By David J. Kent
Friday, October 27, 2023
On October 4, 1861, Lincoln observed the ascension of a balloon piloted by John LaMountain from General Benjamin Butler’s headquarters at Fort Monroe, Virginia. The balloon passes over Washington and lands 12 miles away in Maryland. While the sanctimonious LaMountain is sometimes accredited with having made the first report of useful intelligence on enemy activity, he was quickly overshadowed by other aeronauts, the Civil War name for balloon pilots.
Lincoln also looked to the skies to give every advantage to Union troops. Researcher Charles M. Evans notes that Pennsylvanian John Wise is often credited with being the first American to make significant contributions to the science of ballooning, including atmospheric conditions and construction. LaMountain had joined Wise in an attempt to cross the Atlantic Ocean in 1859, an attempt that started in St. Louis and got no further than upstate New York before spectacularly crashing in a violent storm. Wise was joined early in the war by James Allen. But it was Thaddeus Lowe who had the most success engaging Lincoln and getting a contract to form an air corps. Lowe hooked up with Smithsonian Secretary Joseph Henry, and together they impressed Lincoln enough to gain his support. Lincoln repeatedly tried to get his first secretary of war, Simon Cameron, and General-in-Chief Winfield Scott to employ Lowe. Lincoln wrote General Scott on July 25, 1861, saying, “Will Lieut. Genl. Scott please see Professor Lowe, once more about his balloon.” When Scott still failed to act, Lincoln reportedly became more assertive, ordering Scott to “facilitate his work in every way.” Lowe eventually fielded a dozen balloons and made over three thousand ascensions using tethered balloons inflated by portable hydrogen gas generators. Lincoln gave Lowe the civilian title of chief aeronaut of the Union Army.

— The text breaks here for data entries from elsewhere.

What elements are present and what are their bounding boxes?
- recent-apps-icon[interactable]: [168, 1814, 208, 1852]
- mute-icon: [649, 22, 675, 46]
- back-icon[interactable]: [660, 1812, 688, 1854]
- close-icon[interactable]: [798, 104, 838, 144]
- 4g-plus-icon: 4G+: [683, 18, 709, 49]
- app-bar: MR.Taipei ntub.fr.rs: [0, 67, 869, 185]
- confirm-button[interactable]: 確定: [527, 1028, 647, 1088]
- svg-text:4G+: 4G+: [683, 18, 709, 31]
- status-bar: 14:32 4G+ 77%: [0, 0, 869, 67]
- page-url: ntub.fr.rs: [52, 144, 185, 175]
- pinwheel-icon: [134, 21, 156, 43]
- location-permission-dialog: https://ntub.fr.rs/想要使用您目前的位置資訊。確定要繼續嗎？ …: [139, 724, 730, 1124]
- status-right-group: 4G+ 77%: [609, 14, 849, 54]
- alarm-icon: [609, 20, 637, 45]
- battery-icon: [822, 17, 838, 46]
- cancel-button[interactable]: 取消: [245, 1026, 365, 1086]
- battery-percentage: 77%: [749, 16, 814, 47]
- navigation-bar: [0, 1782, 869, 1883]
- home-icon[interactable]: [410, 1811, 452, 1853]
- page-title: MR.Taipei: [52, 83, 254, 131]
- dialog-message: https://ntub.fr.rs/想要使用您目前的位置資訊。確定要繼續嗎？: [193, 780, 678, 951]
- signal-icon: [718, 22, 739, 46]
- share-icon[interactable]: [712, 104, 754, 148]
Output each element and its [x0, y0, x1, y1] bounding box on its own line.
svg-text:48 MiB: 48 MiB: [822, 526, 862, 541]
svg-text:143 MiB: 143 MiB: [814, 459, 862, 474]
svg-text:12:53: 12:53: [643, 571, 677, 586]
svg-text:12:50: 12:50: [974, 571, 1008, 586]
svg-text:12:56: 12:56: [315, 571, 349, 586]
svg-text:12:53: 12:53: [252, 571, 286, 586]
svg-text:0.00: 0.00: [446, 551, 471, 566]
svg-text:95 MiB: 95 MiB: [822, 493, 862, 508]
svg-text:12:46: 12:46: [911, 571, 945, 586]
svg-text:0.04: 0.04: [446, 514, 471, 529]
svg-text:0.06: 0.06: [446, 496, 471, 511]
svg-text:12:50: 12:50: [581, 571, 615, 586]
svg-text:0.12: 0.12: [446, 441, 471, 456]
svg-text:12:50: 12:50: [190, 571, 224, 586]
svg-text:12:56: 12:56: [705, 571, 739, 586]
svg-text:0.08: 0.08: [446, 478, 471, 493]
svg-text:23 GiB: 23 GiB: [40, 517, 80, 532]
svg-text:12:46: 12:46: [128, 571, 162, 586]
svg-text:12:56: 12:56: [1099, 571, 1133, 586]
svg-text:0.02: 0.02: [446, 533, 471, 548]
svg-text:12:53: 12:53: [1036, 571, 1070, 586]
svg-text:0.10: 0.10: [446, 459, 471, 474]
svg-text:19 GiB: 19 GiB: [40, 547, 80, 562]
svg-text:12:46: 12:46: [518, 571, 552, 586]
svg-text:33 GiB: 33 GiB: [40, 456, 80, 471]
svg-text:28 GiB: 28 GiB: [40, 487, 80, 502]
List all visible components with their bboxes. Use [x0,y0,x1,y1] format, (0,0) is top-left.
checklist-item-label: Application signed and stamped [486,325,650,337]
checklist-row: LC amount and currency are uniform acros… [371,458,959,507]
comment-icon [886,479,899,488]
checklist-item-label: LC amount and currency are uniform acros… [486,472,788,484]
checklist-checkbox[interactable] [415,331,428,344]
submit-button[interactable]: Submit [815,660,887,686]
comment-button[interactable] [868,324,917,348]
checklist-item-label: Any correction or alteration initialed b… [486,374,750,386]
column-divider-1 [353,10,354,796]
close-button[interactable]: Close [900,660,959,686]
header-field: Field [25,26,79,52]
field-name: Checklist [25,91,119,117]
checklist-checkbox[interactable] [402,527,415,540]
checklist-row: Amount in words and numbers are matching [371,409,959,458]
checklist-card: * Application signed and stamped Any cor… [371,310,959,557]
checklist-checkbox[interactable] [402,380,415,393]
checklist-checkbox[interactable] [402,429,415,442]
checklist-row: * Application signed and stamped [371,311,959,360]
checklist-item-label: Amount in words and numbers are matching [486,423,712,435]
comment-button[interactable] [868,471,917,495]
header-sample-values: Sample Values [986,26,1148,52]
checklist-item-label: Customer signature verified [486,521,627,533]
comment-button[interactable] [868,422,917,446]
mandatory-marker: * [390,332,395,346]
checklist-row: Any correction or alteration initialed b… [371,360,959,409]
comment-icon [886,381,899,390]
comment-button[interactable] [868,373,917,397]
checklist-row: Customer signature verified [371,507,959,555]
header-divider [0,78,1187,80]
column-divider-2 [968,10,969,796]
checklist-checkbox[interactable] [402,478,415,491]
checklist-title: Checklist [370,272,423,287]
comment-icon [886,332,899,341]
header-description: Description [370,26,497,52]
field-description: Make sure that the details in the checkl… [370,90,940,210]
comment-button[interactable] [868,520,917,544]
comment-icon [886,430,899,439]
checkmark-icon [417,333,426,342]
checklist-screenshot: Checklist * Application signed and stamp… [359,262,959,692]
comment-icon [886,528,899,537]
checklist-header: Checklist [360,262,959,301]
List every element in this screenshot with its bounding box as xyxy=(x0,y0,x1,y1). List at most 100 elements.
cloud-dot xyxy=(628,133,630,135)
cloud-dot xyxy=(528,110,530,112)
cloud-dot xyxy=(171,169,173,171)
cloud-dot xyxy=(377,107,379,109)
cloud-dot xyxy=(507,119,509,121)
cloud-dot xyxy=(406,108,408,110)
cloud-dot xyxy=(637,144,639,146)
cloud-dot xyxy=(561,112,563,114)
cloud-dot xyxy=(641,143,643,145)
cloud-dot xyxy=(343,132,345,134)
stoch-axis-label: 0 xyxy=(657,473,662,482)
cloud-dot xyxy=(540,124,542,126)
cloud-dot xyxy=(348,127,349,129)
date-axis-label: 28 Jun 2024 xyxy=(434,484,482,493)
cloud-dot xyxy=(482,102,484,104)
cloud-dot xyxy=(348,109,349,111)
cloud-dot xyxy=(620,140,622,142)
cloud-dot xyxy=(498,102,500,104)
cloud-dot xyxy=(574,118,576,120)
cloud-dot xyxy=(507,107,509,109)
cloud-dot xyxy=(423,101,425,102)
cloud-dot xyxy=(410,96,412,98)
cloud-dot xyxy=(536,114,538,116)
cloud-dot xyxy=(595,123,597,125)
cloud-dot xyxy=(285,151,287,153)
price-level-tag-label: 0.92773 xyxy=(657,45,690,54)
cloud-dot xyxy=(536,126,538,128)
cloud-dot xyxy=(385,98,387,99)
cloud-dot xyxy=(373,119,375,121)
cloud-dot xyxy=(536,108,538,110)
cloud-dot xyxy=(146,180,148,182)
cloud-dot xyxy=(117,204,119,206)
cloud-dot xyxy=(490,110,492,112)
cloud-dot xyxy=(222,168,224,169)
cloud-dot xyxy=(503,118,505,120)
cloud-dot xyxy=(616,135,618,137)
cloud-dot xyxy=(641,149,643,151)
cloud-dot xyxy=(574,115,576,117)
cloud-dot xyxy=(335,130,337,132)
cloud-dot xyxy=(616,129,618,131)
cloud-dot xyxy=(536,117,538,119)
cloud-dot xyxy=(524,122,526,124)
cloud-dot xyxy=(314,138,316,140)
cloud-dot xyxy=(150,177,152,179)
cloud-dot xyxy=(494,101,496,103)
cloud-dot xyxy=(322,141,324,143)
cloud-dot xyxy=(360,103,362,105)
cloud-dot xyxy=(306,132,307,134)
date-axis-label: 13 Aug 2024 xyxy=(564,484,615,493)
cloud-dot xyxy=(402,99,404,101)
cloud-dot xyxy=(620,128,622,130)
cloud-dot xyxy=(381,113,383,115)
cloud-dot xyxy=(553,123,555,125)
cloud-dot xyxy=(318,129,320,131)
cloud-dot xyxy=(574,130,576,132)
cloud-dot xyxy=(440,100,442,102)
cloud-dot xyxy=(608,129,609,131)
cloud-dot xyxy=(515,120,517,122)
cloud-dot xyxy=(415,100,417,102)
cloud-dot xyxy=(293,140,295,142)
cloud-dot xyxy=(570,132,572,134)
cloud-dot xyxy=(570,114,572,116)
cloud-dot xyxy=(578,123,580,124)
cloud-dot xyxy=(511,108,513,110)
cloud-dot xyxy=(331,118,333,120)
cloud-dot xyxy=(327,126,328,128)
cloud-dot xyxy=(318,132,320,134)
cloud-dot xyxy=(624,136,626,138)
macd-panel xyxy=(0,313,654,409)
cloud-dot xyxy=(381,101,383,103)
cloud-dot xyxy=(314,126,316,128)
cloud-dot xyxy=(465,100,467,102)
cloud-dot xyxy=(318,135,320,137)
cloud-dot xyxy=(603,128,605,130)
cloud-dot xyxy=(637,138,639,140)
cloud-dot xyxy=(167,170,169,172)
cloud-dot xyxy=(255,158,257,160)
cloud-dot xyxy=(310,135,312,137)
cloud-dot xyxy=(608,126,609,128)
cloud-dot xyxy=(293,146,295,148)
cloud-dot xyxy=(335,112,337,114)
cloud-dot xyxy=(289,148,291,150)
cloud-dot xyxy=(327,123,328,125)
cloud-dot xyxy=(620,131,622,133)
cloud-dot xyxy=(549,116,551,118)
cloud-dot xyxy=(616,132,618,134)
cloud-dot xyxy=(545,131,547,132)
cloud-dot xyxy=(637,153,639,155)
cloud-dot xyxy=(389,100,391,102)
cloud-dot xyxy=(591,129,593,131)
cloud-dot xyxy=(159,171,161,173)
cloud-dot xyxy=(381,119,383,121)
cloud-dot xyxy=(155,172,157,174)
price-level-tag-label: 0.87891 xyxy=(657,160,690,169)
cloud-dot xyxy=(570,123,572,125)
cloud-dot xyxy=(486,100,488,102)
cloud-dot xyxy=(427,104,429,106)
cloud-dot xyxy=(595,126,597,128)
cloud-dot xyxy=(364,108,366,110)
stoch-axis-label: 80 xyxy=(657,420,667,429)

Lowe was an effective self-promoter who knew whose favors to garner. Joseph Henry had gotten him in the front door, Lincoln had gotten him a contract with General Scott, and his greatest use of balloons for reconnaissance was during General McClellan’s Peninsula campaign. To ingratiate himself with McClellan, Lowe put a picture of the general on the back of one of his biggest balloons, the Intrepid. But Lowe used another gimmick—he ran a telegraph line to the tethered balloon to report back in real time enemy troop numbers and movements. To ensure he maintained connection with the highest authority, on June 16, 1861, Lowe lifted his balloon Enterprise up near the White House and sent a telegraph to Lincoln: “This point of observation commands an area near fifty miles in diameter. . . . I have the pleasure of sending you this first dispatch ever telegraphed from an aerial station and in acknowledging indebtedness to your encouragement for the opportunity of demonstrating the availability of the science of aeronautics in the military service of the country.”
There were others who promoted balloons to Lincoln, although he quickly realized that some of them were cranks. Beginning early in 1861 and continuing throughout the Civil War, the prolific Edward L. Tippett sent many letters to Lincoln touting every possible invention, including balloons for warfare. One letter seemed to have caught Lincoln at a bad time in February 1865. In a long rambling letter, Tippett wanted the opportunity to demonstrate to Lincoln “the practicability; by a mathematical problem, easy to understand; of the absolute existence, of a self-moving machine, yet to be developed for the glory of God, and the happiness of the human family.” Unimpressed, Lincoln endorsed the outside of the envelope: “Tippett: Crazy Man.”